E poi le persone, in un modo o nell’altro connesse direttamente o indirettamente tra loro o con i rispettivi riferimenti politici. E ci sono tutti: dalla Lega a Italia Viva-Azione, dal Pd a Fratelli d’Italia e così via. Spesso attraverso propri esponenti che agiscono non per il partito ma per se stessi, in base agli interessi, alle convenienze reciproche e al peso specifico sul territorio, si accordano su tutto. Ai vertici ex sindaci, ex candidati, ex sostenitori di tizio o caio, ex portaborse, a cui – è quello che appare – bisogna garantire una retribuzione. Abbiamo scoperto che persino i portavoce, gli addetti stampa di quel Comune o di quell’organizzazione o di quel politico sono beneficiari di opportunità nei Gal.
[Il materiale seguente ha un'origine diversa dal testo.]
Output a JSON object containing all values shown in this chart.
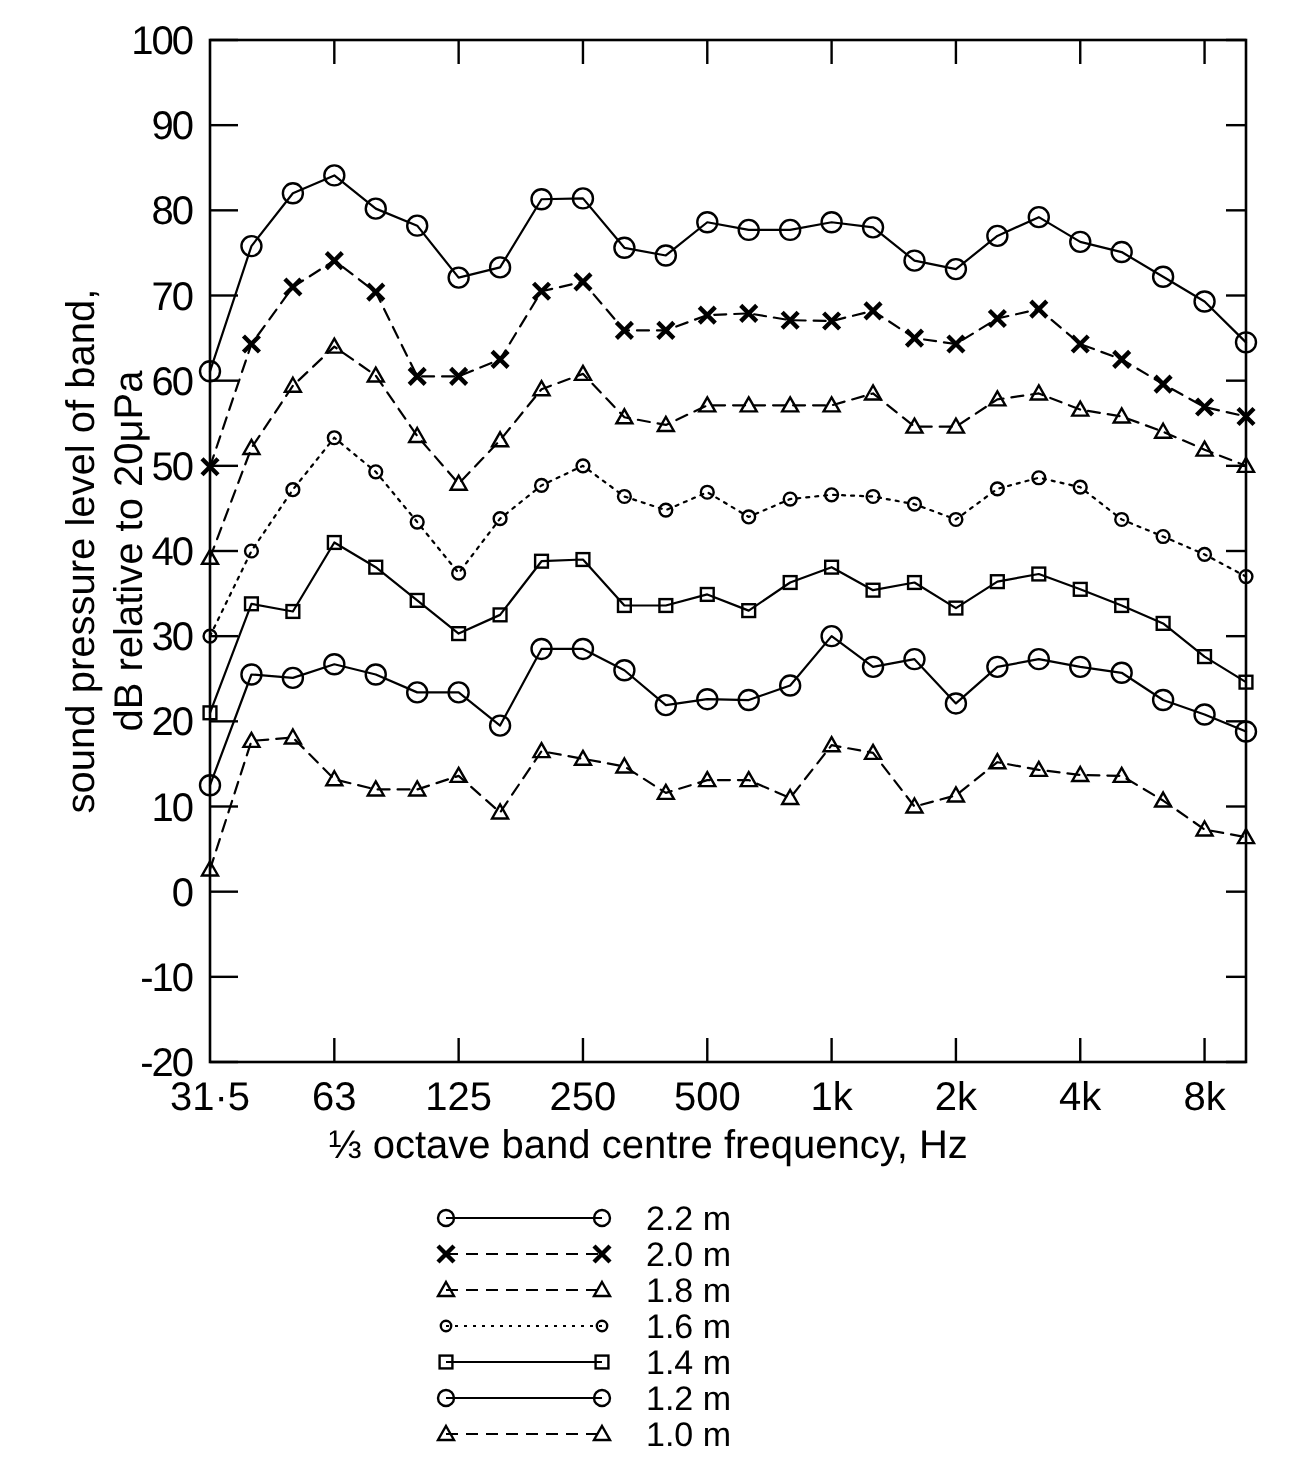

Non mancano i giornali o siti che prendono risorse allo scopo di omaggiare ogni passo compiuto da tizio o caio per il progetto o l’iniziativa Pinco pallo.
Un panorama, quello dei GAL, che si mostra e a tinte fosche, in “chiaro scuro – come scrive la Corte dei Conti – più scuro che chiaro”. L’oscuro lo abbiamo percepito, ma solo percepito, negli scambi transnazionali, nei progetti transfrontalieri, gli eventi all’estero, per esempio in Romania, realizzati con società e consulenti dai legami invisibili eppure importanti. Due domande restano aperte al momento. Una riguarda le modalità di rendicontazione e il circuito della fatturazione: esiste concordanza tra gli importi delle fatture e le spese reali sostenute? L’altra riguarda i proprietari e soci delle società destinatarie di risorse e opportunità: in alcuni casi i soci o i proprietari non sono in chiaro, in altri appare strana la relazione tra l’amministratore unico e la compagine dei proprietari. Insomma, c’è ancora molto da chiarire. Proveremo a scavare alzando lo sguardo ai piani alti del sistema di gestione delle risorse pubbliche. I GAL e le altre opportunità legate alle aree interne sono un pezzo del tutto, e neanche il più grande. Un fatto è chiaro, laddove si muovono soldi pubblici si mettono in moto organizzazioni politico-imprenditoriali efficientissime, sulla base di regole non scritte. Si aprono e si chiudono circuiti d’affari nati all’occorrenza e dismessi al momento opportuno. Circuiti mutevoli, spesso invisibili, ma governati dalle stesse 30-40 persone che, in base a una gerarchia del Potere – non necessariamente politico –, si scambiano ruoli e si dividono le opportunità.